Very few teenagers completely lack motivation. What they do lack is the motivation to do things that don’t matter.
Teens aren’t motivated to do things that don’t matter, don’t seem important or are about satisfying an agenda that doesn’t relate to them. Here are seven ways to motivate your teenager.
1. What is In It For Me?
This is the most important motivational ingredient of them all! If your teen does not understand what the task has to do with them, or their well-being, then it will be a struggle for them to find the motivation to do it.
Teenagers long to feel significant. They want to demonstrate to themselves and the world that they matter and are capable of making a difference. Many of the problems teens encounter today is because their desire to be significant is ignored or diminished. If your teenager understands the value of the task, you will have little problem motivating them to do it.
Getting schoolwork done is necessary for a teen who wants to get into the university of their choice, or be considered for their dream job one day. By linking the completing of tasks to privileges, your teenager learns that sometimes we do things we don’t want to do in order to enjoy the things we want to do.
2. Let Them Have a Say
If your teenager feels like all they are being asked to do is to fit into your agenda, your timetable and conform to your way of doing things, they are not going to be terribly motivated.
When parents give the reason “Because I told you so,” they create a demotivating environment. Developmentally, teenagers are seeking to establish themselves as their own person, independent from their parents. Give your teenager a say in what and how things are done. If your teenager has had a say in setting the agenda and the timetable they will be much more motivated to participate.
3. Let Them Learn From Failure
When parents constantly step and rescue their teen’s from failing they undermine their teenager’s ability to grow up. No parent wants to see their kids fail, but it is through failure that we grow and learn to improve.
What gives a task significance is the consequences or what is at stake if it doesn’t get done. When parents prevent teens from experiencing the consequences of failure they rob a task of it’s significance, and hence their teenager’s motivation to do better next time.
If your teen chooses not to study for an exam and fails they are more likely to be motivated next time. Parents can maximize these opportunities by asking questions rather than giving lectures. Discuss with your teen how they feel about the outcome, what they might do different next time and ask if there is anything they need from you to help them.
4. Help Them to Remember
It is not always the case that teenagers don’t do things because they are not motivated, often they fail to follow through simply because they forget. The reality is teenagers, particularly younger ones, are hardwired to forget.

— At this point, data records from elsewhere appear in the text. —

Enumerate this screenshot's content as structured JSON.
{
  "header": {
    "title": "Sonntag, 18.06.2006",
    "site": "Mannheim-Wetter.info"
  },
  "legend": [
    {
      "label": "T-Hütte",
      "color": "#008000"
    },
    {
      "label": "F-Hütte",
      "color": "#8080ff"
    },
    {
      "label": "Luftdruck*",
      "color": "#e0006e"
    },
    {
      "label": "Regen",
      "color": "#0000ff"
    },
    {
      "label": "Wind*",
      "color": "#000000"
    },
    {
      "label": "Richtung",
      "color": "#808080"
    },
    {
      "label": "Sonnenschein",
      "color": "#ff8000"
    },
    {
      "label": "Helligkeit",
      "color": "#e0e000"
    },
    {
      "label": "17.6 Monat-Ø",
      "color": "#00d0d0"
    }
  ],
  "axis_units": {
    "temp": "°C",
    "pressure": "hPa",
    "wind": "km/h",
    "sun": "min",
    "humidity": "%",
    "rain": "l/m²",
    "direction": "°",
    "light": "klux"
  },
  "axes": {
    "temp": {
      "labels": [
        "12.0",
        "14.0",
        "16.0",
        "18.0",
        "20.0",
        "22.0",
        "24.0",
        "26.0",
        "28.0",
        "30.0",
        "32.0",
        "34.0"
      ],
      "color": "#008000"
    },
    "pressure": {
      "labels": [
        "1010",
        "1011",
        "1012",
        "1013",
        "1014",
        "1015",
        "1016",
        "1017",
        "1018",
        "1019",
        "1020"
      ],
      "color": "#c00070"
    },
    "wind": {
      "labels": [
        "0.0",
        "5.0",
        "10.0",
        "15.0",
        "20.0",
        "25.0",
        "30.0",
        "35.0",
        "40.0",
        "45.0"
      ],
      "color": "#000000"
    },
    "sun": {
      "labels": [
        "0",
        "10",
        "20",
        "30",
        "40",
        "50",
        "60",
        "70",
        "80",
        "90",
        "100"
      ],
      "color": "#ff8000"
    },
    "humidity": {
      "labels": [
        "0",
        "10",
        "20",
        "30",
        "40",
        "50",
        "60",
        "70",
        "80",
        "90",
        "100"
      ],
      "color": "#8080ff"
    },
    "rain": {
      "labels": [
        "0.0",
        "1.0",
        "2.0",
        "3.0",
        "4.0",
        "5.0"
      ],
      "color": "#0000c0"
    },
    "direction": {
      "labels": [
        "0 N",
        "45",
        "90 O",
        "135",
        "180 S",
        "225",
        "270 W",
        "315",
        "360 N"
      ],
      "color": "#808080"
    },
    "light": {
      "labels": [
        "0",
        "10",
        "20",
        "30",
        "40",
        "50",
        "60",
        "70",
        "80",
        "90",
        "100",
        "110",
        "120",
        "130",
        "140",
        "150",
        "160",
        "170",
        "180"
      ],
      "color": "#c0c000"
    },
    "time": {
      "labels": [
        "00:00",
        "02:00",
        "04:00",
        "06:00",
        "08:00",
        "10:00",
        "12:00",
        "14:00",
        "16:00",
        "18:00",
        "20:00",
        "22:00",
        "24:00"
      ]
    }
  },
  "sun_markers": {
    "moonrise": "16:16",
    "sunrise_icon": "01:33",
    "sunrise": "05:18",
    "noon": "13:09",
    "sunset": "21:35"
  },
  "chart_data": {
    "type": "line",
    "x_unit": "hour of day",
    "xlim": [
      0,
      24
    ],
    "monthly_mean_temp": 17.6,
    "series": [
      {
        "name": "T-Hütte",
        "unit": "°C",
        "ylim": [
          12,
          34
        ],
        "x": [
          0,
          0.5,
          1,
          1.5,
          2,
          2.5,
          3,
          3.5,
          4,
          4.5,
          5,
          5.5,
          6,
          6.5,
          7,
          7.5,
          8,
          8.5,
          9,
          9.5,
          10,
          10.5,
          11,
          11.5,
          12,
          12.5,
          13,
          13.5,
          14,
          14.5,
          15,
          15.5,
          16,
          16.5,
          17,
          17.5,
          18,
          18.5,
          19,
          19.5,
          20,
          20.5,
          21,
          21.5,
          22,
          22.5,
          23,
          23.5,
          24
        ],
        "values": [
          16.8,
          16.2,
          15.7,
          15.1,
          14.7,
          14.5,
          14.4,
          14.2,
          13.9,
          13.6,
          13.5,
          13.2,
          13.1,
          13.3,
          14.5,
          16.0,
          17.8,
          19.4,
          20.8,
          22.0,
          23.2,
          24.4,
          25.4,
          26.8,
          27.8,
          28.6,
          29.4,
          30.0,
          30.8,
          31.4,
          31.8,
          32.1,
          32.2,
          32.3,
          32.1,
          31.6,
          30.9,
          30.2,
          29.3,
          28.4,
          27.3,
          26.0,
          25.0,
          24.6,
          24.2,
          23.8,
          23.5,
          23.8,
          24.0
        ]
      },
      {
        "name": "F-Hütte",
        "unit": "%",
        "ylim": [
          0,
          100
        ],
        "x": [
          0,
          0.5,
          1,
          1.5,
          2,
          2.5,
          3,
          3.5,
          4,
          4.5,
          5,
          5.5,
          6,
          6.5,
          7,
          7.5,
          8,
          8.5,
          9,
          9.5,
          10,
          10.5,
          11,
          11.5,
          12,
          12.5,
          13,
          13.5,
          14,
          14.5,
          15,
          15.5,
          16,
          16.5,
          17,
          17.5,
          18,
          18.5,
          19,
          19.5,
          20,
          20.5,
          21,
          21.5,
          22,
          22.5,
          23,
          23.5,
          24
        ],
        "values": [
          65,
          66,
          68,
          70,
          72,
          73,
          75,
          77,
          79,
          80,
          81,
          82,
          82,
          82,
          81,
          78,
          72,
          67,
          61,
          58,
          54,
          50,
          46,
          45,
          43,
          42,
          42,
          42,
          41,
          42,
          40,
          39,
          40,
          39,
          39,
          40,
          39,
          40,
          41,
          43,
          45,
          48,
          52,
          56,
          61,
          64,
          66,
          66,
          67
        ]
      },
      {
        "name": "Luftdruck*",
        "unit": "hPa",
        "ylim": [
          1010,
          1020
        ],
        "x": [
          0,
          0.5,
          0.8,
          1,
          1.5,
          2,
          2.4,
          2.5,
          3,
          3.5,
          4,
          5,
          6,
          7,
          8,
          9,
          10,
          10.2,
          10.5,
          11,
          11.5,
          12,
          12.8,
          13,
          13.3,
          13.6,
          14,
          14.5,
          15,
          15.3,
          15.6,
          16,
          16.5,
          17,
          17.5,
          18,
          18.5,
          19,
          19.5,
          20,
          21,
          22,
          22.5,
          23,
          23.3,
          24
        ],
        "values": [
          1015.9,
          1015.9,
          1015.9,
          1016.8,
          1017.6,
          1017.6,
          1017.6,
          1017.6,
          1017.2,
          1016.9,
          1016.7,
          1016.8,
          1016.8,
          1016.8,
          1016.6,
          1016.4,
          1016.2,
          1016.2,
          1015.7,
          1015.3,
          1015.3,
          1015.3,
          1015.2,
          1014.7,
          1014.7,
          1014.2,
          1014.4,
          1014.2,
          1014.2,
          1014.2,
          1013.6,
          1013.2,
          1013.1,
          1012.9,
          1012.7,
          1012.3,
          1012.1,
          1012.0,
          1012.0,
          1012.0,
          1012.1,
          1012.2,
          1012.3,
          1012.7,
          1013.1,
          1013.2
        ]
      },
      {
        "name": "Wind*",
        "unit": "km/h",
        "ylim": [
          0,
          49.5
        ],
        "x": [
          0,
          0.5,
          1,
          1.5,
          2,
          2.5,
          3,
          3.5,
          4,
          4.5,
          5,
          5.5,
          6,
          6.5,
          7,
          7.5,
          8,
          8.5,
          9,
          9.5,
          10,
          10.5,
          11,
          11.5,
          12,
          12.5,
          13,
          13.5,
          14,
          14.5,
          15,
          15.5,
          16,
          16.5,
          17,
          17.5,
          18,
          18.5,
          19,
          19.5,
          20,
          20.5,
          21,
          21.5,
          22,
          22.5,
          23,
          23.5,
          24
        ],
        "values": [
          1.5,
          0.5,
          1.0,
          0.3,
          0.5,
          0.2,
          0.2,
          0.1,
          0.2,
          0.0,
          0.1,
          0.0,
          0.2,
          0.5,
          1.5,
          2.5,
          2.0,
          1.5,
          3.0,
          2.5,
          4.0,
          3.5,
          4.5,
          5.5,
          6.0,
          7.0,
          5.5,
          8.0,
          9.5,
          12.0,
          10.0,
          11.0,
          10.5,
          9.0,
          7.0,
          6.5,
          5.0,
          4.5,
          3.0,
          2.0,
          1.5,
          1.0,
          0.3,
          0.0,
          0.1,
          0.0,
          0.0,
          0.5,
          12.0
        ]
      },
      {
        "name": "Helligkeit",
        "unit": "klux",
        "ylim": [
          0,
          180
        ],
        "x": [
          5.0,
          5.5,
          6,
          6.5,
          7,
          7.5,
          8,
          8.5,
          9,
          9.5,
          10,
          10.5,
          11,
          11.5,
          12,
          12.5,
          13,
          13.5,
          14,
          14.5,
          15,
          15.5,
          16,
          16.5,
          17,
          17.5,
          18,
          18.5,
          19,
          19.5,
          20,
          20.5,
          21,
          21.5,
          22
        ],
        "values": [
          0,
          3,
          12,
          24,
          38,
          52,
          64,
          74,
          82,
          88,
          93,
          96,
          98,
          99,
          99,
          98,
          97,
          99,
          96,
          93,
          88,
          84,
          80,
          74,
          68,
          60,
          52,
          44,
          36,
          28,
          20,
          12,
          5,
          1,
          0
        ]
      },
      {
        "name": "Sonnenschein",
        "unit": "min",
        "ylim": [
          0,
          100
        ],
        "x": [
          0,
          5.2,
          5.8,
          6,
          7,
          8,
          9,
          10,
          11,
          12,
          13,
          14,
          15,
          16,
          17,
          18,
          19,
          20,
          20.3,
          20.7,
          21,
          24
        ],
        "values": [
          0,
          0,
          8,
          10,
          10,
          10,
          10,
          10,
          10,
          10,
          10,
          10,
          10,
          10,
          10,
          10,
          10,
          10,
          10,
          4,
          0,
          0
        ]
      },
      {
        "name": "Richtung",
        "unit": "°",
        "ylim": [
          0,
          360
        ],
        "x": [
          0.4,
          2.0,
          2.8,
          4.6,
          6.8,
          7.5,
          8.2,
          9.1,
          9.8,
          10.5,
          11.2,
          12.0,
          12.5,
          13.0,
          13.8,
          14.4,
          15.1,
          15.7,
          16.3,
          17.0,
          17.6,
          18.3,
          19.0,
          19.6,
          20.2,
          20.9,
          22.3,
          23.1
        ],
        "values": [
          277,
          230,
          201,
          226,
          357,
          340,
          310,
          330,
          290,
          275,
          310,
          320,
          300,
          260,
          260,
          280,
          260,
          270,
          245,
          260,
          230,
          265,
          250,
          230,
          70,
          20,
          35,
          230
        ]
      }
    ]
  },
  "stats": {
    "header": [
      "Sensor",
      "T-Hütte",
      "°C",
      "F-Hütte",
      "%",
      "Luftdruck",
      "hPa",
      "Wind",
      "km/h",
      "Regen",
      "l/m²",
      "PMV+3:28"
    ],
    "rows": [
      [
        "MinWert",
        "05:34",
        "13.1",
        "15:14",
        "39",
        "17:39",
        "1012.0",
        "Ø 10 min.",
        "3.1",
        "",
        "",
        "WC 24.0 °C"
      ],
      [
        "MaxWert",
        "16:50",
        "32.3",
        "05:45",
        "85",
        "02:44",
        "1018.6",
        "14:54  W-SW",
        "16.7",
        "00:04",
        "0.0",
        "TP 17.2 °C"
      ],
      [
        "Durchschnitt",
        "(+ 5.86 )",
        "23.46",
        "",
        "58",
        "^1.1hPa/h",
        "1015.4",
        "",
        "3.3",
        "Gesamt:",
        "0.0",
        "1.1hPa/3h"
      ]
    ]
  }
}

With all the stuff going on in their life it is very easy for teenagers to get distracted and forget. They need help to remember what they committed to do and to get organized. Teaching your teens to be organized and remember is part of what parent’s need to do. Work with your teen to develop methods of remembering that don’t require you to be involved.
5. Make It Achievable
Sometimes it is the size of the task that teenagers find hard. It isn’t that they don’t want to do it, but rather they don’t know where to start and it all looks to hard.
If your teen is putting off getting started, it can sometimes be helpful to sit down with them to find out how they are feeling about getting it done. Do they know where to start? Maybe they feel scared about failing?
Whatever the reason, offering to help your teen think through a process for getting the job done could be just the thing they need. Break the task up into a series of smaller achievable tasks with shorter deadlines. Teenagers often struggle with long term planning, but respond well to more immediate time horizons. By helping your teen come up with a series of small steps, you empower them to work their way through the task.
6. Provide Incentives
As mentioned earlier not all tasks have an obvious consequence that can be used as motivation. Some school assignments are just there to be done, and some chores don’t seem to make a great deal of difference to the immediate quality of life.
Even more importantly, some tasks can’t be linked to larger outcomes in a way that motivates a teenager. For teenager’s who lack confidence or natural ability, the motivation to do better in certain subjects at school can be very hard to find.
For these type of instances providing an additional incentive can help generate motivation where otherwise there would be none. By offering rewards for effort, improvement or participation, you reinforce in your teenager the values of trying and perseverance rather than rewarding the act of giving up or resigning.
7. Make It Fun
This motivational principle applies to people of all ages, not just teens. Most people are more motivated to do something fun rather than something boring.
Fun is the key ingredient to getting teens active and motivated. Remember what you enjoy may not be what your teen enjoys. Be sure to show interest and value whatever it is that your teen considers interesting and fun.
If your teenager can learn something by playing games, watching a movie, or searching the Internet then encourage them to do it. Using technology as part of any task makes it instantly more appealing to young people today.